TensorFlow was developed by Google and is based on Theano (Python library), whereas Facebook developed PyTorch using the Torch library.

Computational Graph Construction

Tensorflow works on a static graph concept that means the user first has to define the computation graph of the model and then run the ML model, whereas PyTorch believes in a dynamic graph that allows defining/manipulating the graph on the go.

PyTorch offers an advantage with its dynamic nature of creating the graphs. The graphs are built, interpreting the line of code corresponding to that particular aspect of the graph. However, in the case of TensorFlow, as the construction is static and the graph is required to go through compilation and then executed on execution engine.

Serialization

PyTorch serves a simple API that saves all the weights of the model or pickles the entire class. TensorFlow also offers a significant advantage that the entire graph can be saved as a protocol buffer, including parameters and operations as well. Also, other supported languages such as C++ and Java can load the graph; this is critical for deployment stacks where Python is not offered. It is also useful when the user changes the model source code and but wants to run old models.

Visualization

Tenserflow offers better visualization, which allows developers to debug better and track the training process effectively.
TensorBoard visualizes machine learning models in TensorFlow, which helps during the training the model and spot the errors quickly.
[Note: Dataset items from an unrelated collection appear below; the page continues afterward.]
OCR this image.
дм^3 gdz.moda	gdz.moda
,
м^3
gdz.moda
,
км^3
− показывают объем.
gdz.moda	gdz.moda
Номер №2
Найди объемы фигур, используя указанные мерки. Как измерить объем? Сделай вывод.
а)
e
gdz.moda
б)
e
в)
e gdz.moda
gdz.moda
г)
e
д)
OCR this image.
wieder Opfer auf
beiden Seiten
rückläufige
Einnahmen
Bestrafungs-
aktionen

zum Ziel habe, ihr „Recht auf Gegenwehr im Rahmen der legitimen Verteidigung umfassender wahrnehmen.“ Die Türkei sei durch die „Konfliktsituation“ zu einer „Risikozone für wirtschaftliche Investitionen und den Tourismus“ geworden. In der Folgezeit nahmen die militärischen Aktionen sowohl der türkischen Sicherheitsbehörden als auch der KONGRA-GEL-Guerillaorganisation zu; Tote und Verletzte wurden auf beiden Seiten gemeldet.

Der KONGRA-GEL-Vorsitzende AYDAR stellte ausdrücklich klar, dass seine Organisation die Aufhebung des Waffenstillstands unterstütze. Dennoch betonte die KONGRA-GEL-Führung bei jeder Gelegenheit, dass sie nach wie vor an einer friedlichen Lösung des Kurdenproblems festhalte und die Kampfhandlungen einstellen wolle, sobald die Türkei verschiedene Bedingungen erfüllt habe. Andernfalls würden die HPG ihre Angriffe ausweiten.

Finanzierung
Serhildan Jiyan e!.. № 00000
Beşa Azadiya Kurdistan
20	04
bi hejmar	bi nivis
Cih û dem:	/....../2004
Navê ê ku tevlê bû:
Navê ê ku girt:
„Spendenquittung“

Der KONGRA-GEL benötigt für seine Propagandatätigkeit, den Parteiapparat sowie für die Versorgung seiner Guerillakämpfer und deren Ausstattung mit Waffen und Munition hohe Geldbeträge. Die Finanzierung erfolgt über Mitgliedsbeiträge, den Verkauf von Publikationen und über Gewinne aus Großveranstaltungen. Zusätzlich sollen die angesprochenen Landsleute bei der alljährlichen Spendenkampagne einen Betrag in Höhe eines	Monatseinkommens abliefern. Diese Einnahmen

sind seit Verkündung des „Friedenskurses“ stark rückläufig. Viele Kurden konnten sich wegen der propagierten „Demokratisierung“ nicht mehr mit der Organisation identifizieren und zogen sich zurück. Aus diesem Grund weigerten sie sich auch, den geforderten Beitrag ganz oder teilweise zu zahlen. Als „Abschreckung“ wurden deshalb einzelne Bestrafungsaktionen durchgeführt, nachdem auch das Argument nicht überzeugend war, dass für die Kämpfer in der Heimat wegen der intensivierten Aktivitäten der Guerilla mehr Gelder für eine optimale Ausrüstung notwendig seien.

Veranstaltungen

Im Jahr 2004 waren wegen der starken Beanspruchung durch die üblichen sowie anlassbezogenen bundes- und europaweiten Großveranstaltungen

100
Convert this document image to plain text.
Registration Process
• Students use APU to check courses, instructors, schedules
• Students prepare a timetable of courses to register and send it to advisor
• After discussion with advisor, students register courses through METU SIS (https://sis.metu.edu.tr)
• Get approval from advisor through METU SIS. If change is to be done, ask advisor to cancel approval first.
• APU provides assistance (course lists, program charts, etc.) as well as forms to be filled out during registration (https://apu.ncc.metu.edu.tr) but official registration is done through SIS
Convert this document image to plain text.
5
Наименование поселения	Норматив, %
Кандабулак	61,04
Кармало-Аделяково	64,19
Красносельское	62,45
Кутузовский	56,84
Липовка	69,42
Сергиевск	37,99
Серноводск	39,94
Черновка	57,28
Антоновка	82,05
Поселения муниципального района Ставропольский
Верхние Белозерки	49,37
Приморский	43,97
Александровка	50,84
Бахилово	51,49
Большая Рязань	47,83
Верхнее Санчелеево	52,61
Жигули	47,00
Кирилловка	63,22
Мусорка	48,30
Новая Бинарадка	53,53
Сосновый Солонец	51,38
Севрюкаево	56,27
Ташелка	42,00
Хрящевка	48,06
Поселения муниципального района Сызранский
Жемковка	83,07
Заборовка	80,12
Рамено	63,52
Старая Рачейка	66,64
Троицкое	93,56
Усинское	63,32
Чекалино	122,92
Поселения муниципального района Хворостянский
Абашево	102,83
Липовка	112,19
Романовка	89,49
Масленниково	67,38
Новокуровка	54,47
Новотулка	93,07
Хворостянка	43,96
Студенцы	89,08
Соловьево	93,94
TensorBoard is the real-time representation of the graphs of a model that depicts the graph representation and shows the accurate graphs in real-time.

Deployment

TensorFlow is better than Pytorch in deploying trained machine learning models to production,
thanks to the TensorFlow Serving framework. Pytorch offers no such framework, so developers need to use Django, Flask or other python web development frameworks as a back-end server.

Conclusion

If you’re just starting out on machine learning , it is recommended that you should learn Pytorch first due to its simplicity and ease of use. However, if you’re familiar with machine learning and deep learning and focused on getting a job in the industry as soon as possible, learn TensorFlow first. Both provide machine learning libraries to achieve various tasks and get the job done. TensorFlow is a powerful and deep learning tool with active visualization and debugging capabilities. TensorFlow also offers serialization benefits as the entire graph is saved as a protocol buffer. It also has support for mobile platforms and offers production-ready deployment. PyTorch, on the flip side, is still gaining momentum and attracting Python developers as it’s more Python friendly. In summary, TensorFlow is used to make things faster and build AI-related products, while research-oriented developers prefer PyTorch.